Friday afternoon, I spend my day-off driving down to seaside suburbia, to help Desirae unpack into her old home again.

She insisted on not needing my help when I offered this morning on the phone, but I convinced her that I'd be a great help, while hinting that I really wanted to see her again.

Over the past week, Desirae and I have barely seen each other, we talk every other day on the phone, but I can't help but miss her beautiful face and her soul-warming presence.

Needless to say, I'm pretty darn excited to see her.

I find parking near a restaurant by the sea and I walk for a few minutes to the red-bricked apartment complex, that I've missed so much.

The last time I was here, seems like a lifetime ago.

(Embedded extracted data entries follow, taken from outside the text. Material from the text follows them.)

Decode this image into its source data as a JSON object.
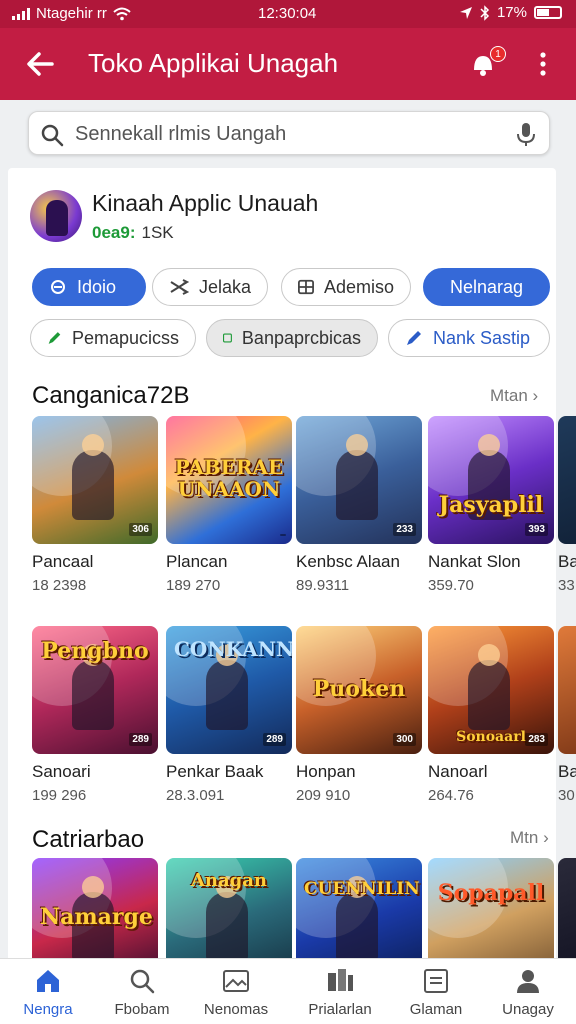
{
  "status_bar": {
    "carrier": "Ntagehir rr",
    "time": "12:30:04",
    "battery": "17%"
  },
  "app_bar": {
    "title": "Toko Applikai Unagah",
    "notification_badge": "1"
  },
  "search": {
    "text": "Sennekall rlmis Uangah"
  },
  "app": {
    "name": "Kinaah Applic Unauah",
    "rating": "0ea9:",
    "count": "1SK"
  },
  "chips_row1": [
    "Idoio",
    "Jelaka",
    "Ademiso",
    "Nelnarag"
  ],
  "chips_row2": [
    "Pemapucicss",
    "Banpaprcbicas",
    "Nank Sastip"
  ],
  "section1": {
    "title": "Canganica72B",
    "more": "Mtan",
    "row1": [
      {
        "name": "Pancaal",
        "sub": "18 2398",
        "logo": "",
        "tag": "306"
      },
      {
        "name": "Plancan",
        "sub": "189 270",
        "logo": "PABERAE UNAAON",
        "tag": ""
      },
      {
        "name": "Kenbsc Alaan",
        "sub": "89.9311",
        "logo": "",
        "tag": "233"
      },
      {
        "name": "Nankat Slon",
        "sub": "359.70",
        "logo": "Jasyaplil",
        "tag": "393"
      },
      {
        "name": "Ba",
        "sub": "33",
        "logo": "",
        "tag": ""
      }
    ],
    "row2": [
      {
        "name": "Sanoari",
        "sub": "199 296",
        "logo": "Pengbno",
        "tag": "289"
      },
      {
        "name": "Penkar Baak",
        "sub": "28.3.091",
        "logo": "CONKANN",
        "tag": "289"
      },
      {
        "name": "Honpan",
        "sub": "209 910",
        "logo": "Puoken",
        "tag": "300"
      },
      {
        "name": "Nanoarl",
        "sub": "264.76",
        "logo": "Sonoaarl",
        "tag": "283"
      },
      {
        "name": "Ba",
        "sub": "30",
        "logo": "",
        "tag": ""
      }
    ]
  },
  "section2": {
    "title": "Catriarbao",
    "more": "Mtn",
    "row": [
      {
        "logo": "Namarge"
      },
      {
        "logo": "Anagan"
      },
      {
        "logo": "CUENNILIN"
      },
      {
        "logo": "Sopapall"
      },
      {
        "logo": ""
      }
    ]
  },
  "bottom_nav": [
    "Nengra",
    "Fbobam",
    "Nenomas",
    "Prialarlan",
    "Glaman",
    "Unagay"
  ],
  "colors": {
    "brand": "#c21d43",
    "accent": "#3569d8",
    "rating": "#1d9a37"
  }
}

I take the elevator up as I soak in just how much the place has changed. The walls are now and eggshell beige and the carpets are a modern black.

I walk down the hall until I'm face-to-face with door 14, savouring in the nostalgia the green door is inducing.

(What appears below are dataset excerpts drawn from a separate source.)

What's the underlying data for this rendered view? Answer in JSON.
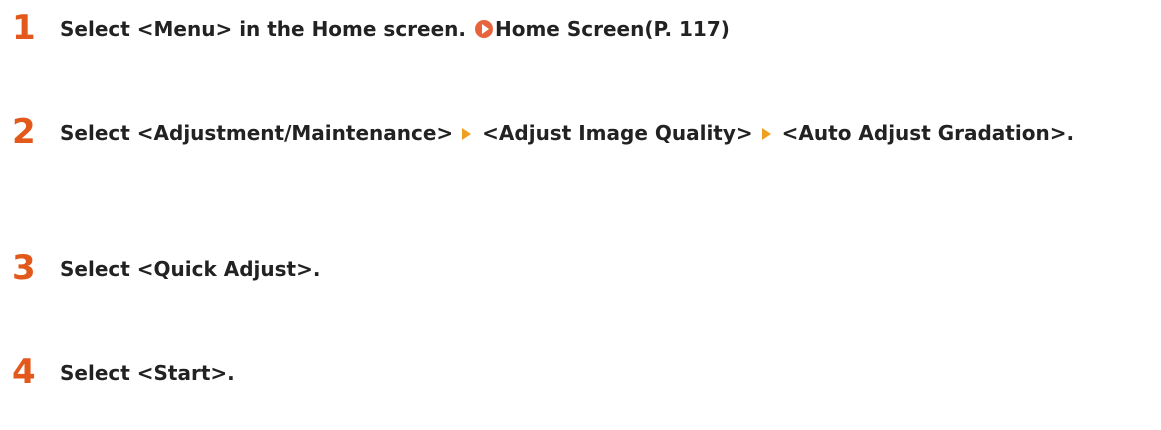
{
  "steps": [
    {
      "number": "1",
      "text": "Select <Menu> in the Home screen.",
      "link_label": "Home Screen(P. 117)"
    },
    {
      "number": "2",
      "part1": "Select <Adjustment/Maintenance>",
      "part2": "<Adjust Image Quality>",
      "part3": "<Auto Adjust Gradation>."
    },
    {
      "number": "3",
      "text": "Select <Quick Adjust>."
    },
    {
      "number": "4",
      "text": "Select <Start>."
    }
  ],
  "colors": {
    "step_number": "#e2591b",
    "link_icon": "#e8643c",
    "arrow_icon": "#f0a020",
    "text": "#222222"
  },
  "icons": {
    "link": "circle-play-icon",
    "separator": "right-triangle-arrow-icon"
  }
}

Desirae answers the door moments after I ring the doorbell.

"Hello, old chap," she says cheerily, hugging me as we step into the living room.

My heart is already in knots when I see her, for the first time with her coppery-brown hair out. Wild, like if a dandelion had curls.

"There aren't many boxes left, I've pretty much unpacked Molly's room and the studio," she says, rolling up the sleeves of her lilac shirtdress.

"What about your room?" I ask, walking around the room with my hands in my pockets.

"The studio can be my room for now, it's spacious, besides it's got a great view," she says lifting up a large pox and placing it on top of the other.

I walk out onto the terrace and the summer sun nearly blinds me.

I look around at the picture-perfect view that is exactly how I remember.

I look at the terrace one more time before going back inside, thinking how much of a sacred space it is because of the memories it holds.

The last time I was here, Desirae and I shared our deepest secrets that shaped who we are.

The day she finally confessed that Molly was her daughter, the day I finally told her about my dear, late sister, Madison.

"What are you thinking, Christopher?" she asks airily as I re-enter the living room, captivated and caught up in thought.

"Nothing it's just... this place holds so many of my best and worst memories."

"I know. The night I came here, all I could think about was our young adult selves and the troubles we helped each other through," she says pushing her hair back.

"We were such misfits back then," I chuckle.

"Oh, we still are," she adds, "nothing's changed," she smiles to herself.

"Everything's changed."

"Not really. We were always flowers. We've just grown – sprouted even – but... we're still the same old flowers."

Oh, how I have missed her poetic analogies, it nearly brings tears to my eyes.

I look at her for a moment too long.